The Scoop on Secret Eats in Hell’s Kitchen

Hell Yeah: The chef-owner of New York City's only Druse restaurant shows off her super-thin pita making skills on a recent Rum & Blackbird tour.
Hell’s Yeah: The chef-owner of New York City’s only Druse restaurant shows off her super-thin pita making skills on a recent food walking tour. Photo courtesy Rum & Blackbird.

Apparently we were too busy plotting our Memorial Day barbecue (where a 3-pound man steak from the Meat Hook, kielbasa from Greenpoint’s Polish butcher shops and Greenmarket potato salad were on the menu) to remind you last week that yet another episode of our Heritage Radio Network show on local food culture has been posted to the interweb. (Though if you subscribed by iTunes, you’d know that by now.)

This one is a good one: We tapped Moira Campbell, who runs the food walking tours called Rum & Blackbird, to talk about Hell’s Kitchen. Campbell focuses not just on an area’s eats, but on the history, culture and meaning behind them, and we wanted her to talk about her work (organizing food walking tours where the cooks and bakers actually stop to talk to the visitors are way harder than you’d think) and her flagship tour through the surprisingly diverse Manhattan hood that’s been her home for many years.

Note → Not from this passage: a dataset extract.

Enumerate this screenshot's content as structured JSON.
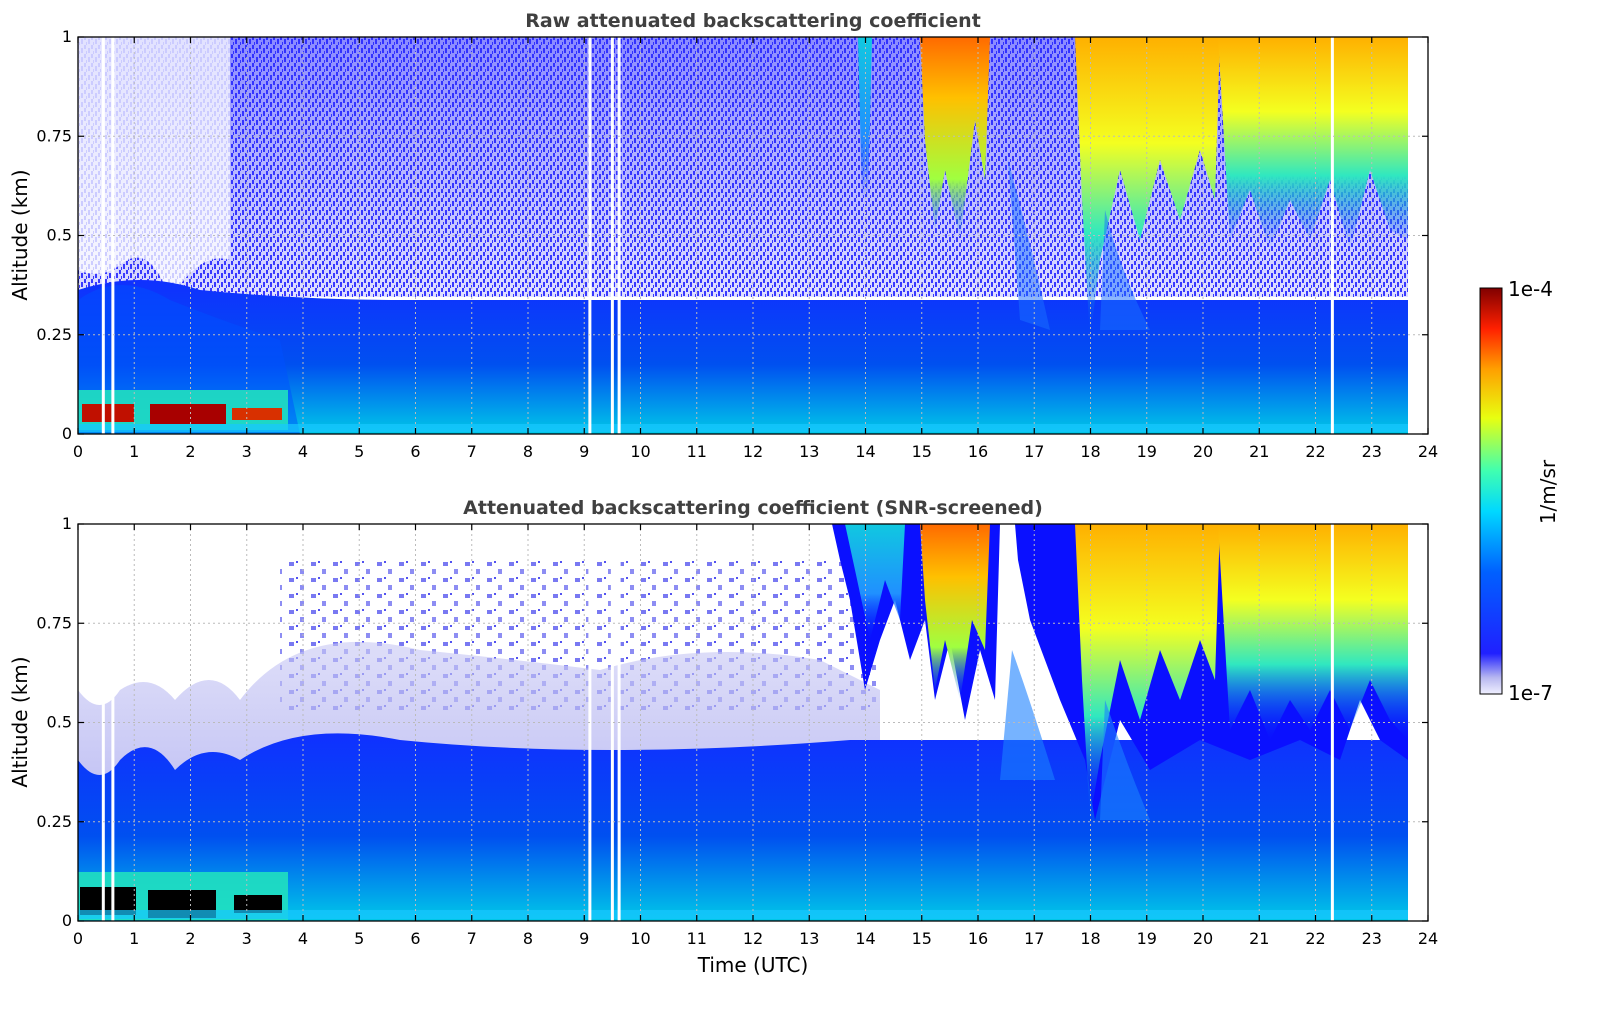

Many city chowhounds, even those who consider themselves among the chowiest of chows, might scorn the Kitchen as a subpar feeding grounds, but Campbell can prove them wrong. And if it’s the skinny on the secret eats of the nabe you’re after — flaky thin pita made entirely from olive oil, housemade Israeli goat cheese, the undersung taquerias of the far far west side, super-duper milk shakes, the city’s best biscotti, Greek pastries, South American empanadas and so on — then we suggest you listen to part two of the show, where Campbell lays down one by one the seven spots (and then some) you’ll sample when you take one of her tours. (Plus, did we mention we play Follow the Leader by Eric B. & Rakim?)

But if it’s the whole picture you’re looking for — why the chef makes their dish and how, what that food means in their part of the world, or what all these cooks are doing way west of Eighth Avenue anyhoo and when did they get there — all questions any good Edible reader should be asking, then you gotta take the tour. Hell (couldn’t resist that one), there’s one this morning in an hour, one tomorrow afternoon and one this Saturday at 11:30 a.m., and we’re thinking pretty hard about going.